I asked the mother if she would receive a child tax credit payment in December. In March, Congress passed COVID-19 relief legislation that increased the existing federal child tax credit and established monthly advance payments of up to $300 per child. Congress also made the tax credit available to families with little or no income, who previously had been left out of the program’s full benefits. The woman took my question to be a suggestion that maybe the child tax credit would help buy a small Christmas tree.

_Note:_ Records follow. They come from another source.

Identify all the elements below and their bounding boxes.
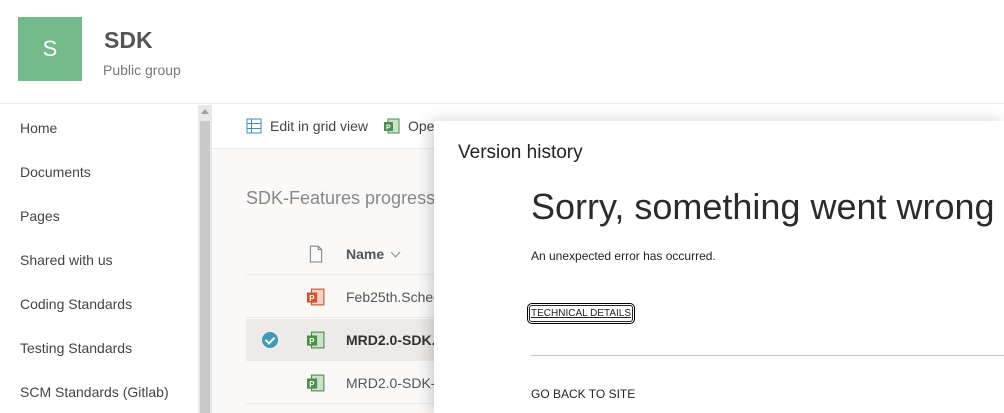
group-name[interactable]: SDK [104, 27, 153, 54]
nav-item-pages[interactable]: Pages [20, 208, 60, 224]
selected-check-icon[interactable] [262, 332, 278, 348]
scrollbar-thumb[interactable] [200, 121, 210, 413]
file-row[interactable]: P MRD2.0-SDK. [246, 319, 446, 361]
svg-text:P: P [309, 337, 314, 346]
panel-title: Version history [458, 142, 583, 163]
file-type-column-icon[interactable] [307, 245, 325, 263]
nav-scrollbar[interactable] [198, 105, 212, 413]
powerpoint-icon: P [307, 288, 325, 306]
error-title: Sorry, something went wrong [531, 186, 995, 227]
group-type: Public group [103, 62, 181, 78]
nav-item-documents[interactable]: Documents [20, 164, 91, 180]
project-icon: P [307, 374, 325, 392]
grid-icon [246, 118, 262, 134]
nav-item-home[interactable]: Home [20, 120, 57, 136]
edit-grid-view-button[interactable]: Edit in grid view [246, 118, 368, 134]
library-title: SDK-Features progress [246, 188, 436, 208]
group-logo[interactable]: S [18, 17, 82, 81]
file-name[interactable]: Feb25th.Schec [346, 289, 440, 305]
open-button[interactable]: P Ope [384, 118, 434, 134]
version-history-panel: Version history Sorry, something went wr… [434, 121, 1004, 413]
project-app-icon: P [384, 118, 400, 134]
file-name[interactable]: MRD2.0-SDK. [346, 332, 435, 348]
name-column-header[interactable]: Name [346, 246, 401, 262]
file-row[interactable]: P Feb25th.Schec [246, 276, 446, 318]
left-navigation: Home Documents Pages Shared with us Codi… [0, 105, 198, 413]
list-header-row: Name [246, 233, 446, 275]
file-name[interactable]: MRD2.0-SDK- [346, 375, 435, 391]
technical-details-button[interactable]: TECHNICAL DETAILS [526, 303, 636, 324]
open-label: Ope [408, 118, 435, 134]
nav-item-shared-with-us[interactable]: Shared with us [20, 252, 113, 268]
svg-text:P: P [309, 294, 314, 303]
edit-grid-view-label: Edit in grid view [270, 118, 369, 134]
site-header: S SDK Public group [0, 0, 1004, 104]
nav-item-coding-standards[interactable]: Coding Standards [20, 296, 132, 312]
project-icon: P [307, 331, 325, 349]
nav-item-testing-standards[interactable]: Testing Standards [20, 340, 132, 356]
go-back-to-site-link[interactable]: GO BACK TO SITE [531, 387, 635, 401]
chevron-down-icon [390, 247, 401, 258]
error-message: An unexpected error has occurred. [531, 249, 716, 263]
file-row[interactable]: P MRD2.0-SDK- [246, 362, 446, 404]
svg-text:P: P [386, 125, 391, 132]
scroll-up-arrow-icon[interactable] [201, 109, 209, 114]
nav-item-scm-standards[interactable]: SCM Standards (Gitlab) [20, 384, 169, 400]
svg-text:P: P [309, 380, 314, 389]
divider [531, 355, 1004, 356]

She quickly scoffed at the idea of using tax credit money to buy a tree. She tolerantly explained to me that the child tax credit payment was already earmarked to put Christmas dinner on the table, cover the electric bill that went up with cold weather and to help pay the end-of-the-year car insurance bill. A national survey of child tax credit-eligible families was conducted in October, after most eligible families had received up to three rounds of monthly tax credit advance payments. Like this West Virginia mom, the most common way survey respondents reported using the child tax credit was on existing, past-due bills, food and groceries, transportation and to help pay rent or a mortgage.

The child tax credit is about helping families pay for necessities. Inflation means families who already were stretching their paychecks to get by are now facing new budget shortfalls. Without passage by Congress of Build Back Better and the extension of the enhanced child tax credit, many families in West Virginia would see the credit cut or taken away entirely. About 346,000 West Virginia children —93% of our kids — are helped by the enhanced child tax credit.

What greater sacrifices will inflation force West Virginia families to make in the new year if Sen. Joe Manchin, D-W.Va., fails to vote for Build Back Better? There are other provisions in Build Back Better that will lend a hand to struggling families by lowering health insurance premiums, slashing prescription drug prices, assisting with child care and elder care costs, providing rental assistance and more. These investments in families are paid for by asking billionaires to pay a fair share of taxes. Like a Hallmark movie, this Christmas story might have a happy ending. The woman said she and the kids might cut down a cedar tree.

And Manchin might yet vote to pass Build Back Better, so that families across our state will have urgently needed help as they cope with COVID-driven inflation in the new year.